The problem can be solved empirically, requiring the students to do some experimenting or simulating. It can also be solved theoretically by students applying their logic and reasoning to the situation.
Luana is playing a game. She has 6 cards numbered 1 to 6. She has to place them into the three positions of this grid to make the highest possible total she can.
The right-most position represents the units’ column for the number that she will finally produce. The middle position is the tens’ column and the left-most position is for the hundreds.
She has to position the cards after rolling a dice. She rolls a 3 first and decides to place card 3 into the tens’ column.
She then rolls a 5. Where should she place the 5 to get the highest 3-digit number on average? [She only has 1 of each card, if she rolls another 3, or another 5, she just rolls again.]
- Play a few games informally where students play in pairs against each other.
- Pose the problem situation to the whole class.
Where is the best place to position the 5?
- The students should observe that there are only two options, either the 5 goes in the ones’ column, or it goes in the hundreds column.
- Take as class vote for each of the options.
- Discuss with the class ways to solve the problem. List ideas on the board.
- Let the students investigate the problem in pairs or small groups.
- As the students work ask questions about their reasoning. If they are using an experimental approach ask them to think about the theoretical situation.
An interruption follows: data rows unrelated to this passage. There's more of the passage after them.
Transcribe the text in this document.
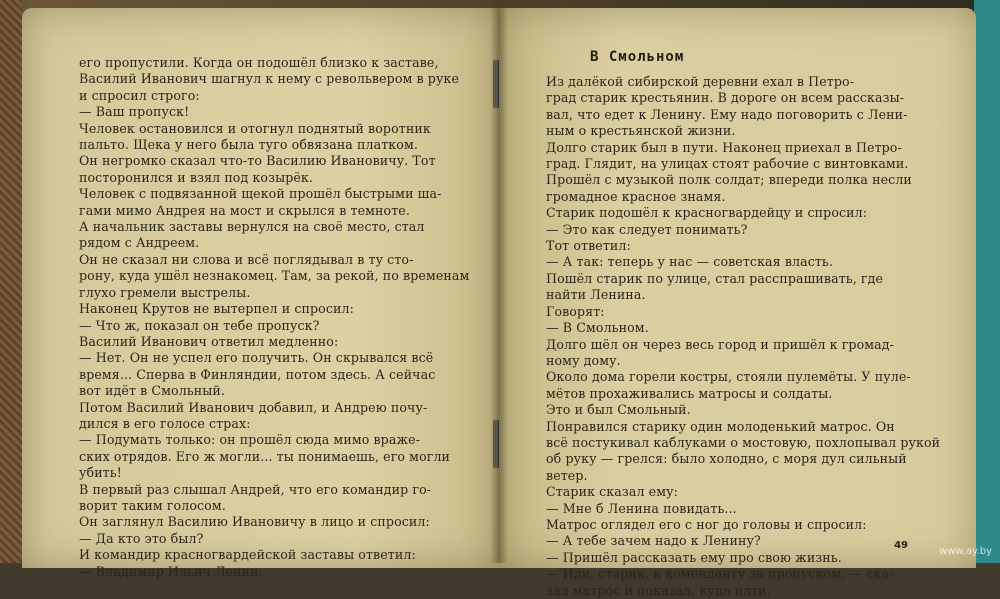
его пропустили. Когда он подошёл близко к заставе,

Василий Иванович шагнул к нему с револьвером в руке

и спросил строго:

— Ваш пропуск!

Человек остановился и отогнул поднятый воротник

пальто. Щека у него была туго обвязана платком.

Он негромко сказал что-то Василию Ивановичу. Тот

посторонился и взял под козырёк.

Человек с подвязанной щекой прошёл быстрыми ша-

гами мимо Андрея на мост и скрылся в темноте.

А начальник заставы вернулся на своё место, стал

рядом с Андреем.

Он не сказал ни слова и всё поглядывал в ту сто-

рону, куда ушёл незнакомец. Там, за рекой, по временам

глухо гремели выстрелы.

Наконец Крутов не вытерпел и спросил:

— Что ж, показал он тебе пропуск?

Василий Иванович ответил медленно:

— Нет. Он не успел его получить. Он скрывался всё

время... Сперва в Финляндии, потом здесь. А сейчас

вот идёт в Смольный.

Потом Василий Иванович добавил, и Андрею почу-

дился в его голосе страх:

— Подумать только: он прошёл сюда мимо враже-

ских отрядов. Его ж могли... ты понимаешь, его могли

убить!

В первый раз слышал Андрей, что его командир го-

ворит таким голосом.

Он заглянул Василию Ивановичу в лицо и спросил:

— Да кто это был?

И командир красногвардейской заставы ответил:

— Владимир Ильич Ленин.

В Смольном

Из далёкой сибирской деревни ехал в Петро-

град старик крестьянин. В дороге он всем рассказы-

вал, что едет к Ленину. Ему надо поговорить с Лени-

ным о крестьянской жизни.

Долго старик был в пути. Наконец приехал в Петро-

град. Глядит, на улицах стоят рабочие с винтовками.

Прошёл с музыкой полк солдат; впереди полка несли

громадное красное знамя.

Старик подошёл к красногвардейцу и спросил:

— Это как следует понимать?

Тот ответил:

— А так: теперь у нас — советская власть.

Пошёл старик по улице, стал расспрашивать, где

найти Ленина.

Говорят:

— В Смольном.

Долго шёл он через весь город и пришёл к громад-

ному дому.

Около дома горели костры, стояли пулемёты. У пуле-

мётов прохаживались матросы и солдаты.

Это и был Смольный.

Понравился старику один молоденький матрос. Он

всё постукивал каблуками о мостовую, похлопывал рукой

об руку — грелся: было холодно, с моря дул сильный

ветер.

Старик сказал ему:

— Мне б Ленина повидать...

Матрос оглядел его с ног до головы и спросил:

— А тебе зачем надо к Ленину?

— Пришёл рассказать ему про свою жизнь.

— Иди, старик, к коменданту за пропуском, — ска-

зал матрос и показал, куда идти.

49
www.ay.by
Could you think about this problem without playing the game?
What do you know about the chance of each number being rolled?
- Ask the students to record their solution to share with others.
- Share solutions.
1. Set up a similar situation with the same game.
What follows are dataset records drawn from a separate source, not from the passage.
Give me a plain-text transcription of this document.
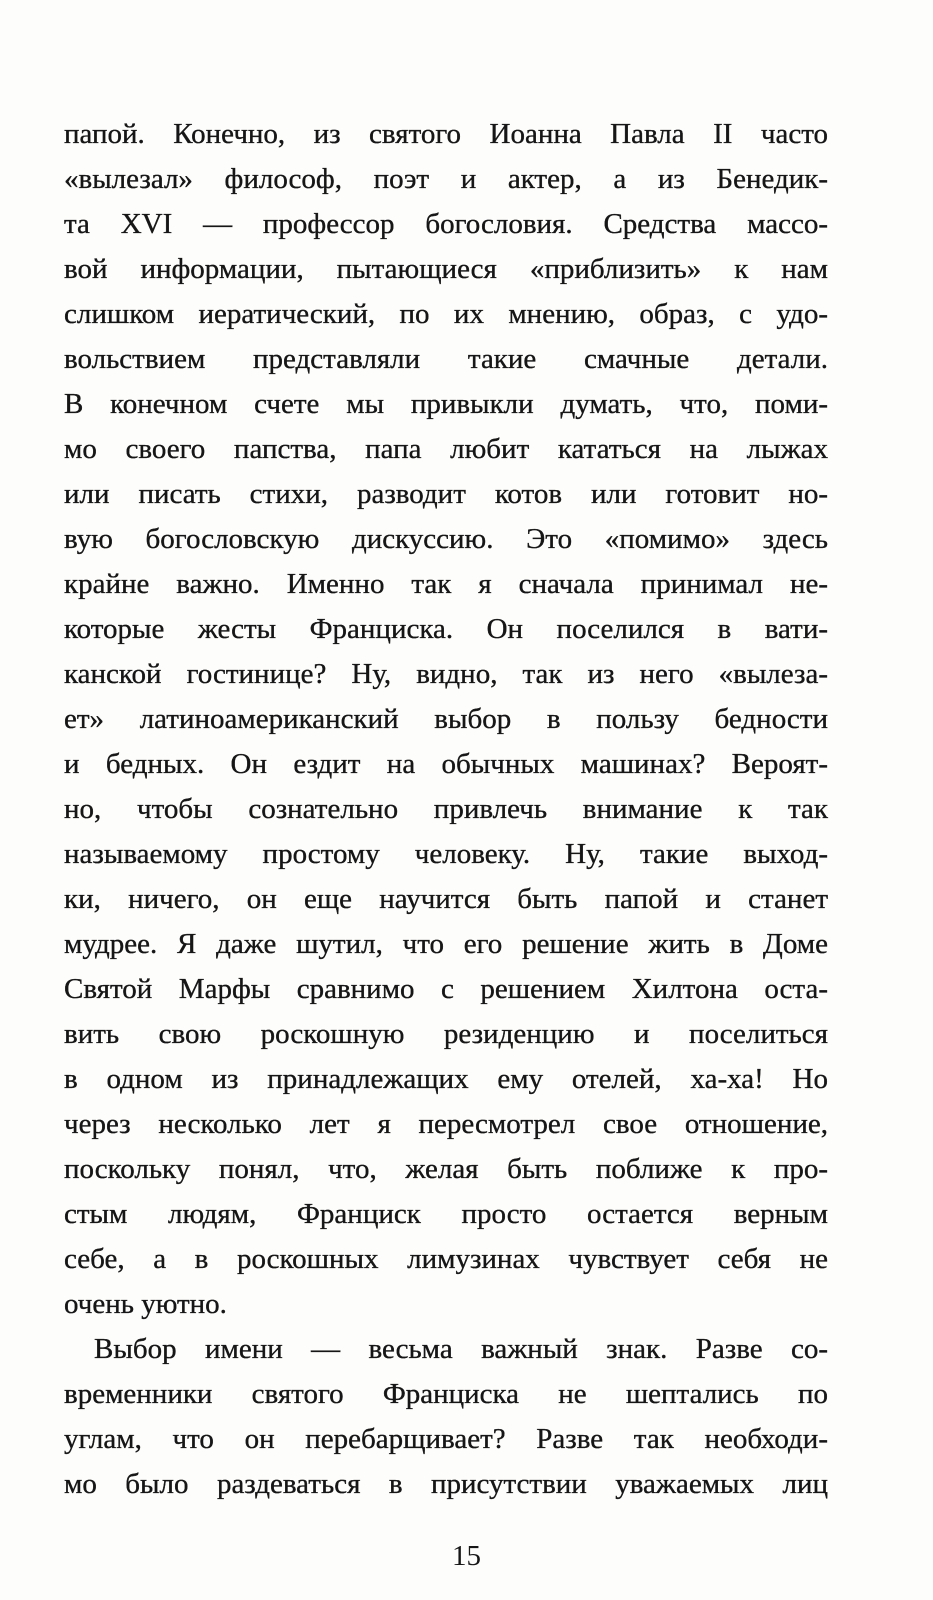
папой. Конечно, из святого Иоанна Павла II часто
«вылезал» философ, поэт и актер, а из Бенедик-
та XVI — профессор богословия. Средства массо-
вой информации, пытающиеся «приблизить» к нам
слишком иератический, по их мнению, образ, с удо-
вольствием представляли такие смачные детали.
В конечном счете мы привыкли думать, что, поми-
мо своего папства, папа любит кататься на лыжах
или писать стихи, разводит котов или готовит но-
вую богословскую дискуссию. Это «помимо» здесь
крайне важно. Именно так я сначала принимал не-
которые жесты Франциска. Он поселился в вати-
канской гостинице? Ну, видно, так из него «вылеза-
ет» латиноамериканский выбор в пользу бедности
и бедных. Он ездит на обычных машинах? Вероят-
но, чтобы сознательно привлечь внимание к так
называемому простому человеку. Ну, такие выход-
ки, ничего, он еще научится быть папой и станет
мудрее. Я даже шутил, что его решение жить в Доме
Святой Марфы сравнимо с решением Хилтона оста-
вить свою роскошную резиденцию и поселиться
в одном из принадлежащих ему отелей, ха-ха! Но
через несколько лет я пересмотрел свое отношение,
поскольку понял, что, желая быть поближе к про-
стым людям, Франциск просто остается верным
себе, а в роскошных лимузинах чувствует себя не
очень уютно.
Выбор имени — весьма важный знак. Разве со-
временники святого Франциска не шептались по
углам, что он перебарщивает? Разве так необходи-
мо было раздеваться в присутствии уважаемых лиц
15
- What if a 3 is rolled for the second roll? Where should it be placed?
- What if all 10 digits are available i.e. 10 cards, numbered 0 to 9
The second roll is a 5 - where should it be placed?
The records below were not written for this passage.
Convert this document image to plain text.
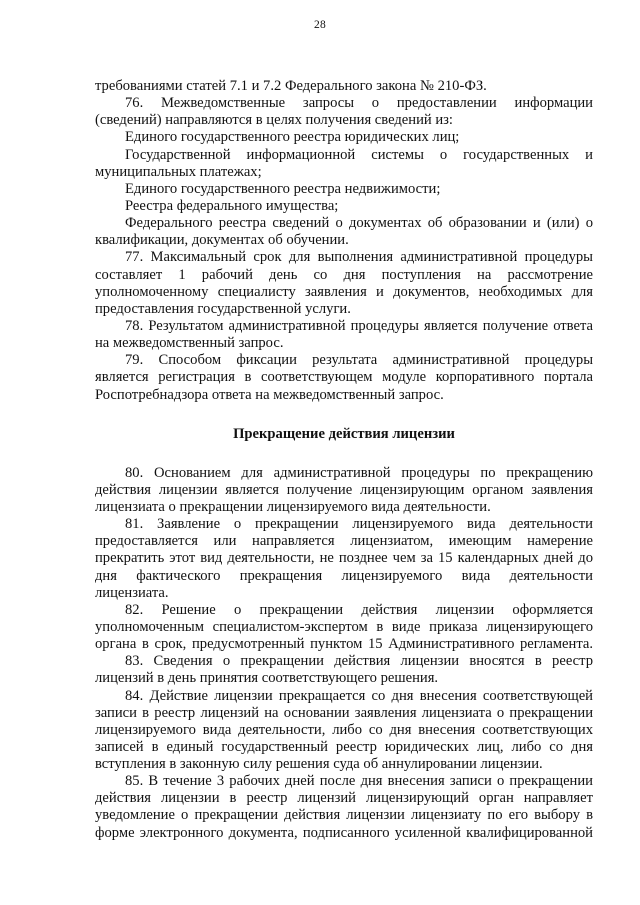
28
требованиями статей 7.1 и 7.2 Федерального закона № 210-ФЗ.
76. Межведомственные запросы о предоставлении информации
(сведений) направляются в целях получения сведений из:
Единого государственного реестра юридических лиц;
Государственной информационной системы о государственных и
муниципальных платежах;
Единого государственного реестра недвижимости;
Реестра федерального имущества;
Федерального реестра сведений о документах об образовании и (или) о
квалификации, документах об обучении.
77. Максимальный срок для выполнения административной процедуры
составляет 1 рабочий день со дня поступления на рассмотрение
уполномоченному специалисту заявления и документов, необходимых для
предоставления государственной услуги.
78. Результатом административной процедуры является получение ответа
на межведомственный запрос.
79. Способом фиксации результата административной процедуры
является регистрация в соответствующем модуле корпоративного портала
Роспотребнадзора ответа на межведомственный запрос.
Прекращение действия лицензии
80. Основанием для административной процедуры по прекращению
действия лицензии является получение лицензирующим органом заявления
лицензиата о прекращении лицензируемого вида деятельности.
81. Заявление о прекращении лицензируемого вида деятельности
предоставляется или направляется лицензиатом, имеющим намерение
прекратить этот вид деятельности, не позднее чем за 15 календарных дней до
дня фактического прекращения лицензируемого вида деятельности
лицензиата.
82. Решение о прекращении действия лицензии оформляется
уполномоченным специалистом-экспертом в виде приказа лицензирующего
органа в срок, предусмотренный пунктом 15 Административного регламента.
83. Сведения о прекращении действия лицензии вносятся в реестр
лицензий в день принятия соответствующего решения.
84. Действие лицензии прекращается со дня внесения соответствующей
записи в реестр лицензий на основании заявления лицензиата о прекращении
лицензируемого вида деятельности, либо со дня внесения соответствующих
записей в единый государственный реестр юридических лиц, либо со дня
вступления в законную силу решения суда об аннулировании лицензии.
85. В течение 3 рабочих дней после дня внесения записи о прекращении
действия лицензии в реестр лицензий лицензирующий орган направляет
уведомление о прекращении действия лицензии лицензиату по его выбору в
форме электронного документа, подписанного усиленной квалифицированной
Method 1. Empirical. Make a table.
Try the experiment 10 times each way and record the results.
How many times does the left side of the table win over the right side?
Method 2. Theoretical
There are 4 possibilities for the next roll (635, 435, 235, 135). All are equally likely.
The 4 possible results are 536, 534, 532, or 531.
If a 6 is thrown, 635 beats 536. However, if any other number is thrown, it is better to have the 5 in the hundreds’ column. ‘Any other number’ is thrown three times (1, 2, or 4). So on average, we would expect that the 5 in the hundreds’ column would win 3 times out of 4 (or with a probability of ¾).
Solution to the extension:
Again try it in both places to see what will happen. If you try 3 – 1 first, then you get the possibilities 361, 351, 341 and 321. If you then try – 3 1, you’ll get 631, 531, 431 and 231. Having the 3 in the tens’ column wins 3 times out of 4 on average.
With the game that uses all ten digits, we’ll assume that if 0 goes in the hundreds’ column, then it makes the number a 2-digit number. So, if we start out with 5 4 - , we can get 549, 548, 547, 546, 543, 542, 541, 540. On the other hand if we start with – 4 5, then we get 945, 845, 745, 645, 345, 245, 145, or 045. For 9, 8, 7 and 6 it is better to have the 5 in the units’ column but for 3, 2, 1 and 0 it is better to have the 5 in the hundreds’ column. In this case things come out equal.
From here you could explore the game from scratch. That is, no matter what numbers come up and in what order where is the best place to put them?
Another variation of this game is to look for the total of 10 numbers produced by rolling a dice. Does this variation need an alternative method of analysis?